I have a number of CSVs, I need to add a new column to them with values obtained by making calls to Google's Perspective API using the text inside them. What I have is a function,
process_perspective(slice1, slice2, api)
that takes in input a subset of CSVs from my directory (the subset is selected by using the slice1 and slice2 arguments), and, iteratively for each CSV, it queries the API, adds a new column with the values obtained, and saves the resulting CSV in another directory.
To speed up the process, I came up with this other piece of code:
slices = (
(0, 100, api1),
(100, 200, api1),
(200, 300, api2),
(300, 400, api2))
def runner():
with ThreadPoolExecutor(max_workers=4) as executor:
for (slice1, slice2, api) in slices:
executor.submit(process_perspective, slice1, slice2, api)
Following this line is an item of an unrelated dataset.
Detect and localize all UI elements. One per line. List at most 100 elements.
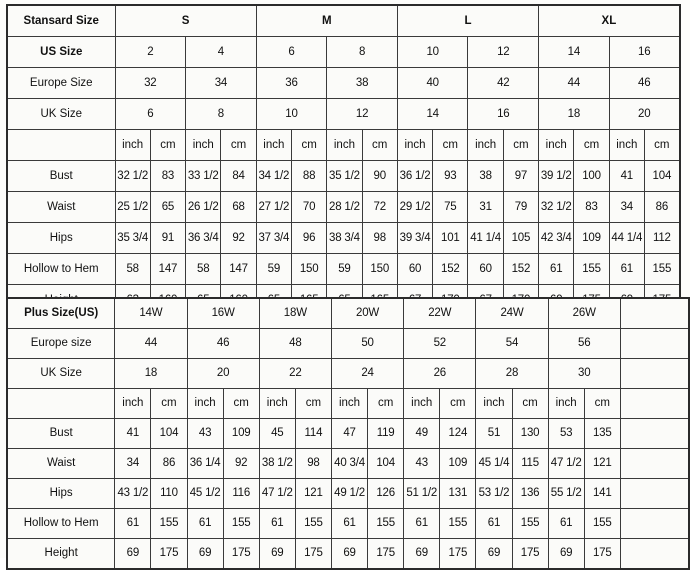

which runs the previous function on different threads. This does speed up the process a bit, but I was wondering, since I'm also modifying and writing the CSVs, and not only making the API calls, if I could benefit from using multiprocessing instead of multithreading as I've been doing.
Another possible solution I had in mind was to split the CSVs into different chunks, letting each thread make the calls for a chunk of the CSVs, assemble the results at the end, and saving the new CSV, but I don't know if that makes more sense or not: what do you think?
Thank you in advance to everyone and have a good day!